Nov 26, 2019 09:05 AM EST
Sure-fire Techniques on How Best to Prevent Youth Sports Injuries
Teenagers are very brave to try new things and one of them is exploring sports. More youth are competing in sports than earlier years. Sports help them to live a more active lifestyle as it includes physical training. It is better to consider some important injury prevention tips for their safety and protection.
The risk of injury is at its highest when it comes to sports activities. Through experience, however, many youths learned to weigh the importance of injury prevention. But it is still given that there are other young athletes who overuse their capabilities and take lesser care of themselves. Parents can actually promote a safe experience for their children and learn how to prevent youth sports injuries from occurring.
Youth Sports Safety and Injury Prevention Tips:
- Avoid extreme fatigue. You are a human not a robot, always remember that you are vulnerable. Your body needs to have at least a 24hour break per week and at least 30 days off per year from extensive training in any kind of sport. Young athletes want to be the best player that they sometimes forgot the word REST. Over-usage of the body can easily make you sick and injured due to lack of balance.
- Wear the right gear. This is a default rule. Athletes should practice wearing appropriate and properly fit safety gear such as pads (neck, shoulder, elbow, chest, knee, chin), custom hats, helmets, mouthpieces, protective custom socks, eyewear and face guards.

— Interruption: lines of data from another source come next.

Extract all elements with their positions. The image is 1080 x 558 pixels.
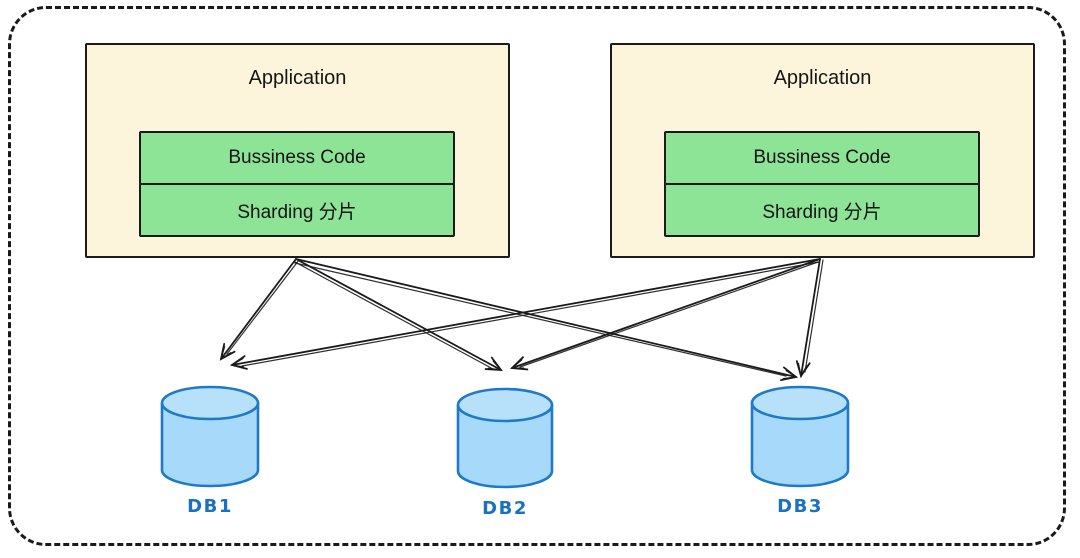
- dashed-border-frame: [8, 6, 1066, 546]
- application-box-2: Application Bussiness Code Sharding 分片: [610, 43, 1035, 258]
- layer-sharding: Sharding 分片: [664, 183, 980, 237]
- layer-sharding: Sharding 分片: [139, 183, 455, 237]
- layer-business-code: Bussiness Code: [664, 131, 980, 185]
- application-title: Application: [773, 67, 872, 89]
- application-box-1: Application Bussiness Code Sharding 分片: [85, 43, 510, 258]
- layer-business-code: Bussiness Code: [139, 131, 455, 185]
- layer-stack: Bussiness Code Sharding 分片: [139, 131, 455, 237]
- layer-stack: Bussiness Code Sharding 分片: [664, 131, 980, 237]
- application-title: Application: [248, 67, 347, 89]
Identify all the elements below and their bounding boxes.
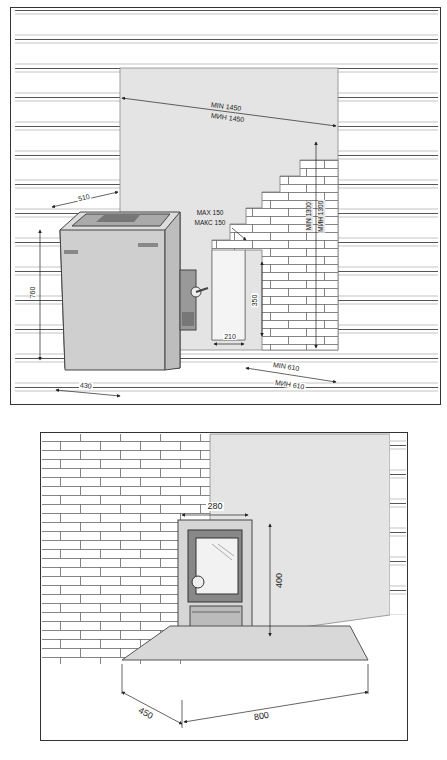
dimension-label: МАКС 150 <box>194 220 227 227</box>
dimension-label: 760 <box>30 285 37 299</box>
dimension-label: МИН 1300 <box>319 199 326 232</box>
dimension-label: 280 <box>206 502 223 511</box>
dimension-label: 210 <box>223 333 237 340</box>
dimension-label: 400 <box>276 571 285 588</box>
dimension-label: MIN 1300 <box>306 201 313 231</box>
dimension-label: 430 <box>79 381 93 389</box>
dimension-label: MAX 150 <box>196 210 225 217</box>
dimension-label: 350 <box>252 293 259 307</box>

- Strengthen Muscles. Muscular system plays the most crucial part in sports. Make this stronger during proper and consistent training that can increase flexibility without to eliminate muscle cramps.
- Have a healthy lifestyle. It takes a healthy heart to do sporty kinds of stuff. Young athletes should incorporate eating healthy and clean foods for breakfast, lunch, and dinner. Parents should make sure they eat the right amount of nutrition, no more no less. If they don't practice eating healthy they will be at higher risk of having cardiovascular diseases that sooner or later will be a hindrance to doing sports.

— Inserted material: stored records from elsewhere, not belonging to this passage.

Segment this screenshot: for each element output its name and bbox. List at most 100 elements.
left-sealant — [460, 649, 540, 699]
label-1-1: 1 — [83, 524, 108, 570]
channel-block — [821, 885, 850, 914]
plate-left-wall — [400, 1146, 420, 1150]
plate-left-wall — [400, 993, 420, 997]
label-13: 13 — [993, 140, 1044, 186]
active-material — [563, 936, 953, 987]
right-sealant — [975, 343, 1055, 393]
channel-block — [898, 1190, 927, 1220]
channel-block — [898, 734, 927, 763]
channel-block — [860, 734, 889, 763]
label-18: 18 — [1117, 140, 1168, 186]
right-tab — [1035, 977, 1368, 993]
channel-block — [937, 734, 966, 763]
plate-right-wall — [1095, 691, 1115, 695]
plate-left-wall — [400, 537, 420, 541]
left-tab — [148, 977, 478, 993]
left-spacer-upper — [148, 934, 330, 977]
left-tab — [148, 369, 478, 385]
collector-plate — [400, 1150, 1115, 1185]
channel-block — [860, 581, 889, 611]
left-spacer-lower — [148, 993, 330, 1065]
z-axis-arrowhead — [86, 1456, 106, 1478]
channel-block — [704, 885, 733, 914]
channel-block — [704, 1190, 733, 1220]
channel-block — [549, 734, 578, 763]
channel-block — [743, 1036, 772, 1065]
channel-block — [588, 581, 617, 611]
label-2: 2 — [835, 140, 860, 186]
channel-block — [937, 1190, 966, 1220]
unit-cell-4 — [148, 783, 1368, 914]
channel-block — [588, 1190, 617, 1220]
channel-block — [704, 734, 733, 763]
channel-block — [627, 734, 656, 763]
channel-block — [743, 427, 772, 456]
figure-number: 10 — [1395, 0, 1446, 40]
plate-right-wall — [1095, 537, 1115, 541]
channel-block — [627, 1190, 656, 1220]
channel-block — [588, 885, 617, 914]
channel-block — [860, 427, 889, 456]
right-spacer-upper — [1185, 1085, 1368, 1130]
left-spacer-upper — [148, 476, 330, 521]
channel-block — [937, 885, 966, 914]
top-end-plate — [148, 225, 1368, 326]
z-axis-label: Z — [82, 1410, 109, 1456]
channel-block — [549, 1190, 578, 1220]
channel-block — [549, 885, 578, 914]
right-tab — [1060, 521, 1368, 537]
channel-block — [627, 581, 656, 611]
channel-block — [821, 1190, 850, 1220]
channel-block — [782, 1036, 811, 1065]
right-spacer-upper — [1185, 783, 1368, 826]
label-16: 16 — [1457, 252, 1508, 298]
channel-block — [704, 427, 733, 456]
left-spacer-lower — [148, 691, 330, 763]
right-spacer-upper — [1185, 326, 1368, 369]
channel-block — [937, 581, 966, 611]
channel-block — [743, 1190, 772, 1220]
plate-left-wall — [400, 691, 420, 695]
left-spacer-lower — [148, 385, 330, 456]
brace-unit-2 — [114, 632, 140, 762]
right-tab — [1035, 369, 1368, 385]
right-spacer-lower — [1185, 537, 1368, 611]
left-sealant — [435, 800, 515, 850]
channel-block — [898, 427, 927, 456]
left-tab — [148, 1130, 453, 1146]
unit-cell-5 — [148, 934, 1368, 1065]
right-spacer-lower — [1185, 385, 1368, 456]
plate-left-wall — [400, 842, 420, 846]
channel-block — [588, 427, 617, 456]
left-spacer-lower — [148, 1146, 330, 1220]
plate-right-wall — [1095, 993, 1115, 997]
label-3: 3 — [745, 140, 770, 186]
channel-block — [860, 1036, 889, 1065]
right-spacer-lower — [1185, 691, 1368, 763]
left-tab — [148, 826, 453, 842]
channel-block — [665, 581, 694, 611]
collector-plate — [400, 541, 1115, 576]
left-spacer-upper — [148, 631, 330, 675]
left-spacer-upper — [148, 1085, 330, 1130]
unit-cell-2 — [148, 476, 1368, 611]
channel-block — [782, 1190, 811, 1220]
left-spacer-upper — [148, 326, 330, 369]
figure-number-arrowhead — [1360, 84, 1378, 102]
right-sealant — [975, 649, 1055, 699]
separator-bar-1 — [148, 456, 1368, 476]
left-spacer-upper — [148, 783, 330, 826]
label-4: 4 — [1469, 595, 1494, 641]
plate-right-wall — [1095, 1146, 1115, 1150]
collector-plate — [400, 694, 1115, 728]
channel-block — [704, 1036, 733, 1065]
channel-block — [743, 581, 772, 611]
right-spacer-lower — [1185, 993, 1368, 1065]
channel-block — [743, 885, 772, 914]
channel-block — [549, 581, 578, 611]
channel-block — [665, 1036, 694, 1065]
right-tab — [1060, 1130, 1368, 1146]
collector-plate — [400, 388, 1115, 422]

- Water is life. Keep your young athletes hydrated. They can easily become dehydrated especially during summer or hot and humid days. A parent should watch any signs of instant fatigue, nausea, vomiting, panting and fainting as these can be a symptom of extreme dehydration.
- Use proper technique. Apply the correct way of doing your chosen sports. Follow the guidelines properly all the time, no excuses. Never over-trust yourself to do sudden shifting that is not included in the training or trials. One wrong move and you can end up seeing a doctor.

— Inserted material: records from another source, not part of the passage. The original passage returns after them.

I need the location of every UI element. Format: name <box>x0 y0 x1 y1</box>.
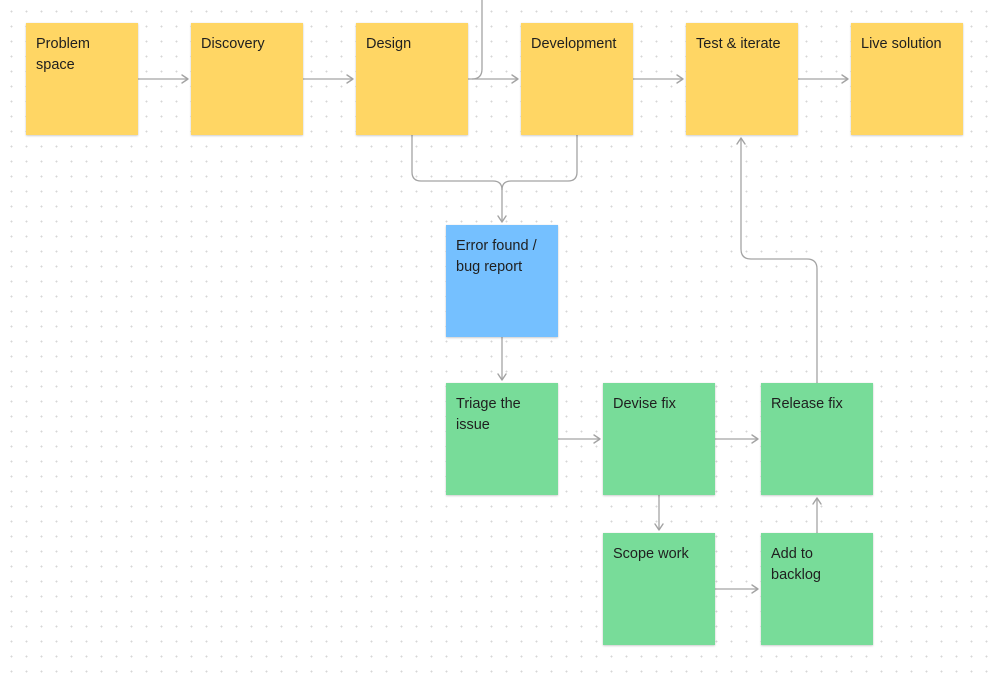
sticky-note-add-backlog[interactable]: Add to backlog <box>761 533 873 645</box>
sticky-note-design[interactable]: Design <box>356 23 468 135</box>
note-text: Design <box>366 36 412 52</box>
note-text: Triage the issue <box>456 396 521 433</box>
sticky-note-problem-space[interactable]: Problem space <box>26 23 138 135</box>
sticky-note-test-iterate[interactable]: Test & iterate <box>686 23 798 135</box>
note-text: Development <box>531 36 617 52</box>
note-text: Problem space <box>36 36 90 73</box>
note-text: Devise fix <box>613 396 676 412</box>
sticky-note-live-solution[interactable]: Live solution <box>851 23 963 135</box>
sticky-note-discovery[interactable]: Discovery <box>191 23 303 135</box>
sticky-note-release-fix[interactable]: Release fix <box>761 383 873 495</box>
note-text: Error found / bug report <box>456 238 537 275</box>
note-text: Add to backlog <box>771 546 821 583</box>
connector-development-to-error-found[interactable] <box>501 135 578 191</box>
connector-off-canvas-to-development[interactable] <box>471 0 483 80</box>
sticky-note-scope-work[interactable]: Scope work <box>603 533 715 645</box>
note-text: Discovery <box>201 36 265 52</box>
sticky-note-triage[interactable]: Triage the issue <box>446 383 558 495</box>
sticky-note-error-found[interactable]: Error found / bug report <box>446 225 558 337</box>
connector-release-fix-to-test-iterate[interactable] <box>736 137 818 383</box>
sticky-note-devise-fix[interactable]: Devise fix <box>603 383 715 495</box>
note-text: Test & iterate <box>696 36 781 52</box>
sticky-note-development[interactable]: Development <box>521 23 633 135</box>
note-text: Live solution <box>861 36 942 52</box>
connector-design-to-error-found[interactable] <box>411 135 507 223</box>
note-text: Scope work <box>613 546 689 562</box>
note-text: Release fix <box>771 396 843 412</box>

- Have a regular check-up. Sometimes the human body has a very high tolerance over pain. If you have a child who is an athlete, book an appointment with your doctor at least once or twice a year just to ensure nothing is wrong. Acute illnesses and injuries are sometimes discovered late. Be responsible.
With these tips, you can help yourself or your loved ones to prevent unwanted injuries from sports. But if it still tends to happen, immediately seek your doctor's help. Keep in mind that prevention is always better than cure.